If you set the -s, --safe
flag, interrupting the processing will create a checkpoint file (with .ckpt.zip
extension) alongside the flow video, to resume computation later on (see Restart From Checkpoint section). The same thing occurs if an error occurs during the processing. The -s, --safe
flags also enables an history log file that stores commands and output files, to keep track of which file is which and how was it generated.

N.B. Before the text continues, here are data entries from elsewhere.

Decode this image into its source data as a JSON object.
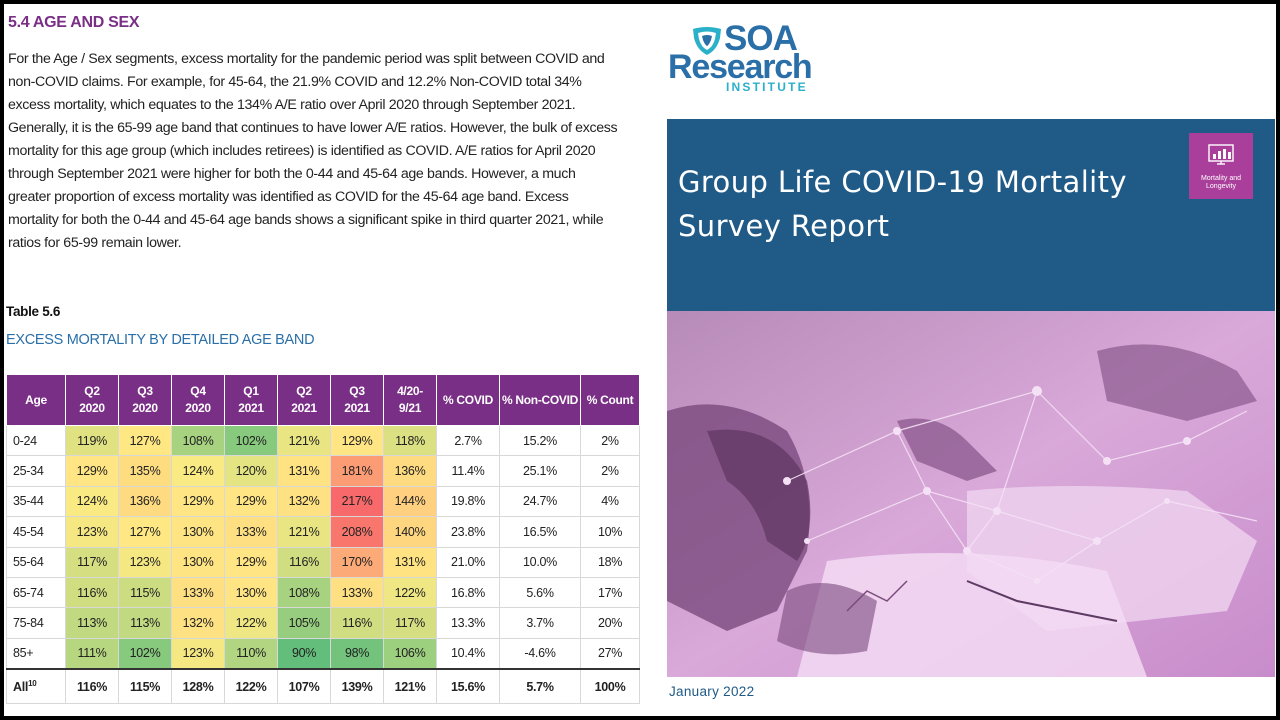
{
  "section": {
    "heading": "5.4 AGE AND SEX",
    "paragraph": "For the Age / Sex segments, excess mortality for the pandemic period was split between COVID and non-COVID claims. For example, for 45-64, the 21.9% COVID and 12.2% Non-COVID total 34% excess mortality, which equates to the 134% A/E ratio over April 2020 through September 2021. Generally, it is the 65-99 age band that continues to have lower A/E ratios. However, the bulk of excess mortality for this age group (which includes retirees) is identified as COVID. A/E ratios for April 2020 through September 2021 were higher for both the 0-44 and 45-64 age bands. However, a much greater proportion of excess mortality was identified as COVID for the 45-64 age band. Excess mortality for both the 0-44 and 45-64 age bands shows a significant spike in third quarter 2021, while ratios for 65-99 remain lower."
  },
  "table": {
    "label": "Table 5.6",
    "title": "EXCESS MORTALITY BY DETAILED AGE BAND",
    "headers": [
      [
        "Age"
      ],
      [
        "Q2",
        "2020"
      ],
      [
        "Q3",
        "2020"
      ],
      [
        "Q4",
        "2020"
      ],
      [
        "Q1",
        "2021"
      ],
      [
        "Q2",
        "2021"
      ],
      [
        "Q3",
        "2021"
      ],
      [
        "4/20-",
        "9/21"
      ],
      [
        "% COVID"
      ],
      [
        "% Non-COVID"
      ],
      [
        "% Count"
      ]
    ],
    "rows": [
      [
        "0-24",
        "119%",
        "127%",
        "108%",
        "102%",
        "121%",
        "129%",
        "118%",
        "2.7%",
        "15.2%",
        "2%"
      ],
      [
        "25-34",
        "129%",
        "135%",
        "124%",
        "120%",
        "131%",
        "181%",
        "136%",
        "11.4%",
        "25.1%",
        "2%"
      ],
      [
        "35-44",
        "124%",
        "136%",
        "129%",
        "129%",
        "132%",
        "217%",
        "144%",
        "19.8%",
        "24.7%",
        "4%"
      ],
      [
        "45-54",
        "123%",
        "127%",
        "130%",
        "133%",
        "121%",
        "208%",
        "140%",
        "23.8%",
        "16.5%",
        "10%"
      ],
      [
        "55-64",
        "117%",
        "123%",
        "130%",
        "129%",
        "116%",
        "170%",
        "131%",
        "21.0%",
        "10.0%",
        "18%"
      ],
      [
        "65-74",
        "116%",
        "115%",
        "133%",
        "130%",
        "108%",
        "133%",
        "122%",
        "16.8%",
        "5.6%",
        "17%"
      ],
      [
        "75-84",
        "113%",
        "113%",
        "132%",
        "122%",
        "105%",
        "116%",
        "117%",
        "13.3%",
        "3.7%",
        "20%"
      ],
      [
        "85+",
        "111%",
        "102%",
        "123%",
        "110%",
        "90%",
        "98%",
        "106%",
        "10.4%",
        "-4.6%",
        "27%"
      ]
    ],
    "all_row": {
      "label": "All",
      "footnote": "10",
      "values": [
        "116%",
        "115%",
        "128%",
        "122%",
        "107%",
        "139%",
        "121%",
        "15.6%",
        "5.7%",
        "100%"
      ]
    },
    "colors": {
      "header": "#7a2f86",
      "scale_low": "#63be7b",
      "scale_mid": "#ffeb84",
      "scale_high": "#f8696b"
    }
  },
  "cover": {
    "logo_soa": "SOA",
    "logo_research": "Research",
    "logo_institute": "INSTITUTE",
    "title_line1": "Group Life COVID-19 Mortality",
    "title_line2": "Survey Report",
    "badge_text": "Mortality and Longevity",
    "date": "January 2022",
    "band_color": "#205a87",
    "badge_color": "#a93f9b"
  }
}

Checkpoints allows for resuming computation at a given frame. It contains the accumulator data at the frame it was exported at. This helps for lengthy processings or for handling errors. There are three ways of creating checkpoints:
- You can specify a frame interval with the
-ce, --checkpoint-every
argument at which exporting a checkpoint file (with.ckpt.zip
extension). - You can export a checkpoint for the last frame by setting the
-cd, --checkpoint-end
argument. This can be used with the control script (TODO: add reference!) - They can be automatically created with an interruption or error occurs if the
-s, --safe
flag is set (see Interrupint Processing section).

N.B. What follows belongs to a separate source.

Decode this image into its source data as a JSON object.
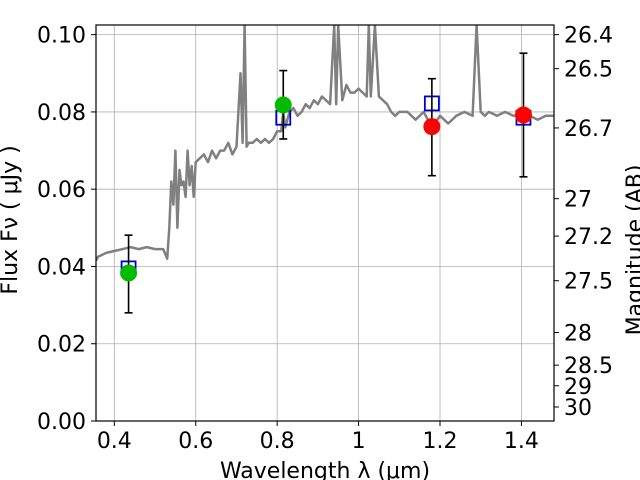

Checkpoints files be passed as flow sources, as they contain data about which flow source was used and where to restart computation. Arguments must be passed again to resume computation in the exact same settings.

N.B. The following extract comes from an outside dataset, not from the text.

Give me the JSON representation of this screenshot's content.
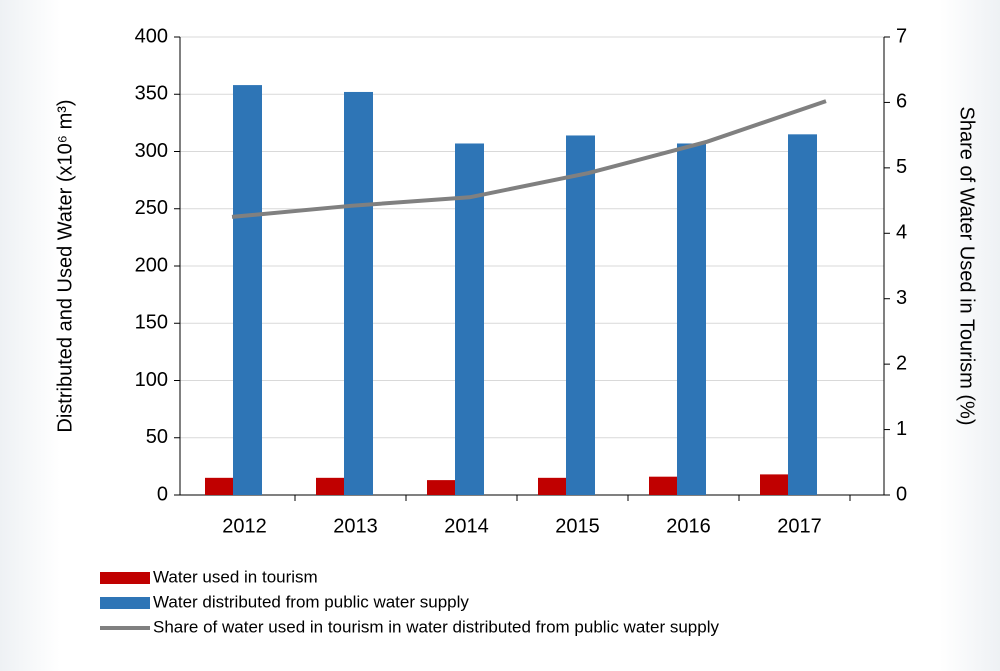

Flow source can be seeked with the -ss, --seek
argument. Value must be of the form HH:MM:SS
or HH:MM:SS.FFF
. Bitmap source can be seeked in the same way, with the -bss, --bitmap-seek
argument.
A slice of the flow source can be selected with the -t, --duration
argument, as the duration go from the starting point, with the same format as seeking timestamps. You can also specify an end timestamp instead with the -to, --to
argument and a value of the same format. Intent is similar to FFmpeg expression of seeking.
If you want to use the same flow input multiple times in a loop, you may specify the -r, --repeat
argument with an integer value for how many times you want to use the flow. Default value is 1 (ie. no repetition). If this value is 0, the flow sources loops forever until either the bitmap source is exhausted or the user interrupts the execution.